Since GP is a stochastic search algorithm, different runs may have different outcomes and yield different results. Because of this, one needs to be very careful in making inferences regarding the degree of success of the system from a small set of runs.
It is possible, for example, to run a GP system 10 times on a particular problem, observe that all 10 runs failed to find a solution, and conclude that GP cannot solve the problem. However, if the success probability is say 5% with a particular choice of parameters and representation, the probability of doing 10 runs and all of them failing is almost 60%! So, the failure to solve the problem in these 10 runs should not come as a surprise, even though there's a reasonable chance that you would find a solution if you did more runs.
For precisely this reason, it is very important to do enough runs and use appropriate statistical tests to ensure that conclusions are statistically significant.

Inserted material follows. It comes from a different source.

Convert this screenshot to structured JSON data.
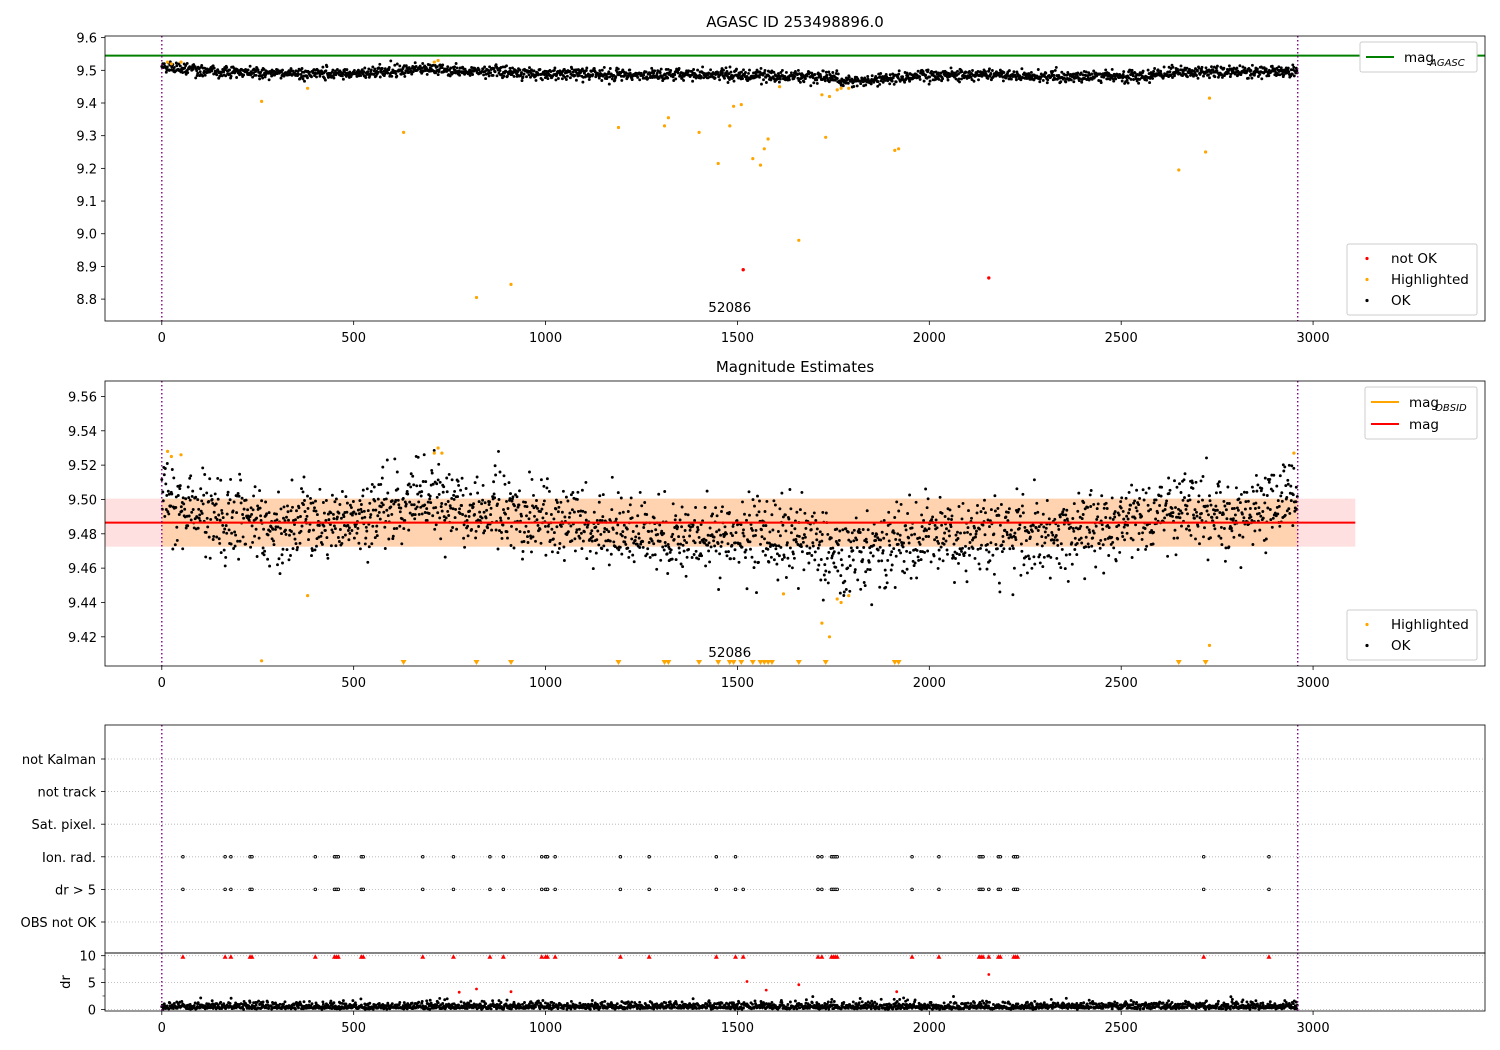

GP runs can often be very time consuming, especially if the fitness function is computationally expensive. While parallel and distributed computing (see Section 10.4 ) can significantly speed up the process, tools from the design of experiments literature (Bartz-Beielstein, 2006) can also be used to reduce the number of different runs that are necessary to explore the space in a statistically sound manner.
A common GP application is classification, e.g., evolving a program or function that can classify patient biopsy data into two categories: cancerous or benign. There are numerous pitfalls in this type of work, such as using all the available data as training data, thereby leaving nothing to use for validating your evolved solution on unseen data. There is a broad literature on this and related subjects, and numerous tools such as cross-validation that one can use when not enough data are available. (See, for example, (Hastie, Tibshirani, and Friedman, 2001).) The aim must be to ensure that your results can be trusted to work in the real world, rather than in just the synthetic environment created by the fitness cases we chose.